During public comment, Julie Villar, who lives near the Ertle site, said there are more than six to eight vehicles per day entering and leaving the site, some of them semi-trailers.

“I’ve tried to go to work only to have the road blocked by semi-trucks delivering spools,” Villar said. “Trucks in and out, in and out. I’ve been run off the road twice. This is supposed to be agricultural/residential. This is full-blown commercial.”

Vice Mayor Todd McLendon asked Ertle how many employees can be found at the site at the same time, and Ertle said about 15.

“Is that something you would envision being low-impact for a residential neighborhood — 15 [employees] with semi-trailers?” McLendon asked.

“No, I would not consider that low impact,” Ertle replied.

Councilwoman Phillis Maniglia said she felt residential enterprises operating as full-blown commercial operations have been allowed to happen due to village officials looking the other way.

“Since we’ve been a town, if it’s a buddy, that’s OK, and I’m a little sick of that,” Maniglia said. “That’s why these other people come into town, and they think things are OK. I think we need to make a change in our ordinance because I don’t see it getting better.”

McLendon agreed that the town’s code rules need to be looked at.

“I don’t think the intention was ever to have 18-wheelers and 17 employees at one given time on a residential street,” he said. “Are there other people violating this code? Absolutely, there are, and is it unfair that he is being penalized and the other people may be getting away with something. That isn’t fair, but we’re here to discuss whether this particular property is meeting it or not.”

Councilwoman Anita Kane said there are other avenues for Ertle to pursue, including asking for a rezoning classification.

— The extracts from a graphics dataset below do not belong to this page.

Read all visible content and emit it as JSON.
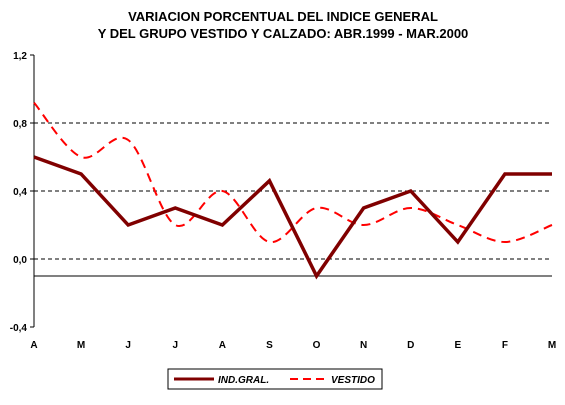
{
  "chart_data": {
    "type": "line",
    "title": "VARIACION PORCENTUAL DEL INDICE GENERAL",
    "subtitle": "Y DEL GRUPO VESTIDO Y CALZADO: ABR.1999 - MAR.2000",
    "categories": [
      "A",
      "M",
      "J",
      "J",
      "A",
      "S",
      "O",
      "N",
      "D",
      "E",
      "F",
      "M"
    ],
    "y_ticks": [
      "1,2",
      "0,8",
      "0,4",
      "0,0",
      "-0,4"
    ],
    "ylim": [
      -0.4,
      1.2
    ],
    "grid": "dashed horizontal lines at 0.8, 0.4, 0.0",
    "reference_line": -0.1,
    "legend_position": "bottom-center",
    "series": [
      {
        "name": "IND.GRAL.",
        "color": "#800000",
        "style": "solid",
        "values": [
          0.6,
          0.5,
          0.2,
          0.3,
          0.2,
          0.46,
          -0.1,
          0.3,
          0.4,
          0.1,
          0.5,
          0.5
        ]
      },
      {
        "name": "VESTIDO",
        "color": "#ff0000",
        "style": "dashed",
        "values": [
          0.92,
          0.6,
          0.7,
          0.2,
          0.4,
          0.1,
          0.3,
          0.2,
          0.3,
          0.2,
          0.1,
          0.2
        ]
      }
    ]
  }
}
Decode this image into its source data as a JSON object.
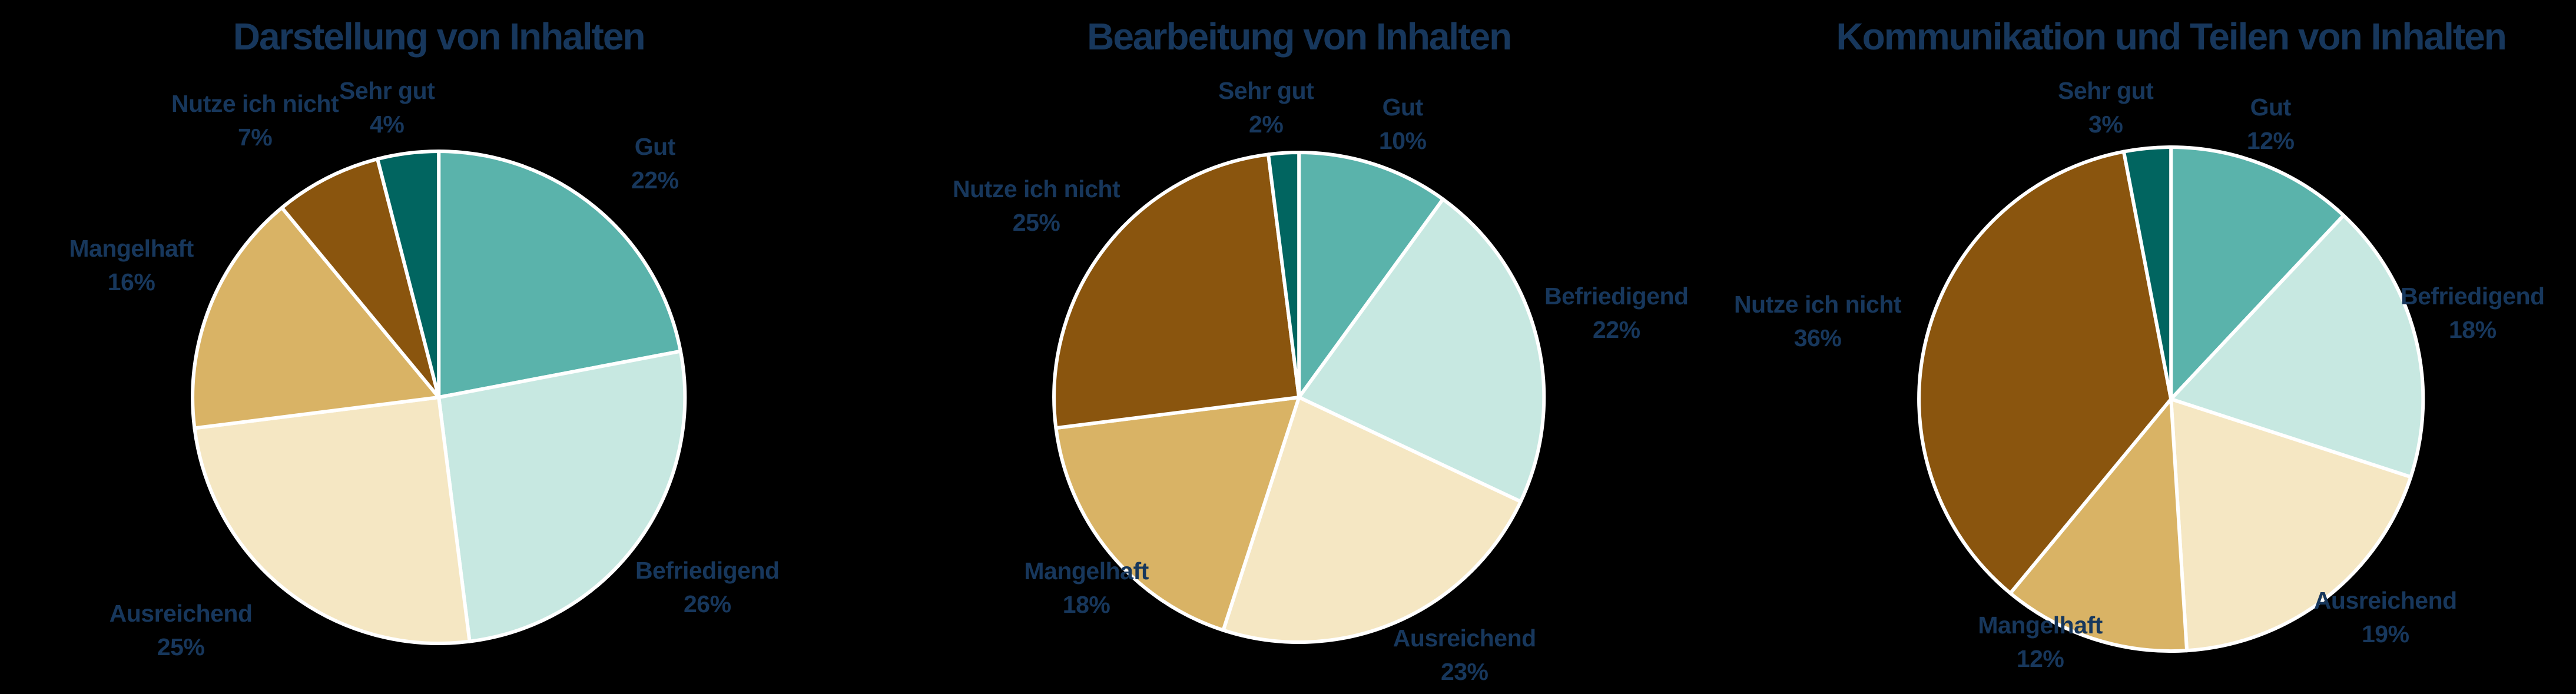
{
  "page": {
    "background_color": "#000000",
    "text_color": "#17375c",
    "slice_border_color": "#ffffff",
    "label_format": "{label} {value}%"
  },
  "chart_data": [
    {
      "type": "pie",
      "title": "Darstellung von Inhalten",
      "unit": "%",
      "start_angle": "12-o'clock",
      "direction": "clockwise",
      "legend": "none",
      "slices": [
        {
          "label": "Gut",
          "value": 22,
          "color": "#5ab3ab"
        },
        {
          "label": "Befriedigend",
          "value": 26,
          "color": "#c7e8e1"
        },
        {
          "label": "Ausreichend",
          "value": 25,
          "color": "#f5e7c3"
        },
        {
          "label": "Mangelhaft",
          "value": 16,
          "color": "#d9b365"
        },
        {
          "label": "Nutze ich nicht",
          "value": 7,
          "color": "#8a550e"
        },
        {
          "label": "Sehr gut",
          "value": 4,
          "color": "#016560"
        }
      ]
    },
    {
      "type": "pie",
      "title": "Bearbeitung von Inhalten",
      "unit": "%",
      "start_angle": "12-o'clock",
      "direction": "clockwise",
      "legend": "none",
      "slices": [
        {
          "label": "Gut",
          "value": 10,
          "color": "#5ab3ab"
        },
        {
          "label": "Befriedigend",
          "value": 22,
          "color": "#c7e8e1"
        },
        {
          "label": "Ausreichend",
          "value": 23,
          "color": "#f5e7c3"
        },
        {
          "label": "Mangelhaft",
          "value": 18,
          "color": "#d9b365"
        },
        {
          "label": "Nutze ich nicht",
          "value": 25,
          "color": "#8a550e"
        },
        {
          "label": "Sehr gut",
          "value": 2,
          "color": "#016560"
        }
      ]
    },
    {
      "type": "pie",
      "title": "Kommunikation und Teilen von Inhalten",
      "unit": "%",
      "start_angle": "12-o'clock",
      "direction": "clockwise",
      "legend": "none",
      "slices": [
        {
          "label": "Gut",
          "value": 12,
          "color": "#5ab3ab"
        },
        {
          "label": "Befriedigend",
          "value": 18,
          "color": "#c7e8e1"
        },
        {
          "label": "Ausreichend",
          "value": 19,
          "color": "#f5e7c3"
        },
        {
          "label": "Mangelhaft",
          "value": 12,
          "color": "#d9b365"
        },
        {
          "label": "Nutze ich nicht",
          "value": 36,
          "color": "#8a550e"
        },
        {
          "label": "Sehr gut",
          "value": 3,
          "color": "#016560"
        }
      ]
    }
  ]
}
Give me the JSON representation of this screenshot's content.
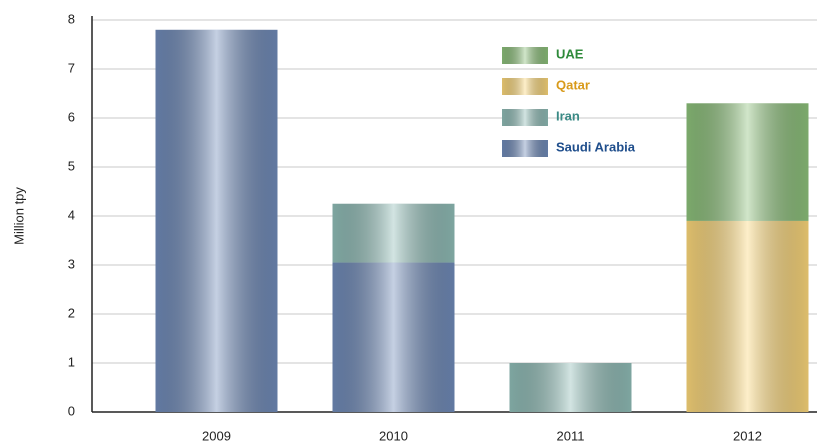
{
  "chart_data": {
    "type": "stacked_bar",
    "y_label": "Million tpy",
    "categories": [
      "2009",
      "2010",
      "2011",
      "2012"
    ],
    "series": [
      {
        "name": "Saudi Arabia",
        "color": "#6f8ab8",
        "text_color": "#1f4e8c",
        "values": [
          7.8,
          3.05,
          0,
          0
        ]
      },
      {
        "name": "Iran",
        "color": "#8fbcb6",
        "text_color": "#3a8a85",
        "values": [
          0,
          1.2,
          1.0,
          0
        ]
      },
      {
        "name": "Qatar",
        "color": "#fbd77a",
        "text_color": "#d89a1a",
        "values": [
          0,
          0,
          0,
          3.9
        ]
      },
      {
        "name": "UAE",
        "color": "#8cc07a",
        "text_color": "#2e8a3a",
        "values": [
          0,
          0,
          0,
          2.4
        ]
      }
    ],
    "ylim": [
      0,
      8
    ],
    "yticks": [
      0,
      1,
      2,
      3,
      4,
      5,
      6,
      7,
      8
    ],
    "grid": true
  }
}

“If this was the end of this man’s business, then I would really be having an ethical and moral dilemma here, but it isn’t,” Kane said. “There is another avenue for him to come back and ask for a rezoning classification.”

Fleischmann said approving Ertle’s request could open other residential/agricultural businesses to full-scale commercial or industrial operations.

Mayor Dave Browning said the ordinance was written to give homeowners with small businesses the opportunity to operate from their homes.

“It was never anybody’s intent to make an accessory use into an industrial enterprise,” Browning said. “It was to help the person with a small shop.”

McLendon made a motion to deny the appeal, which carried 5-0.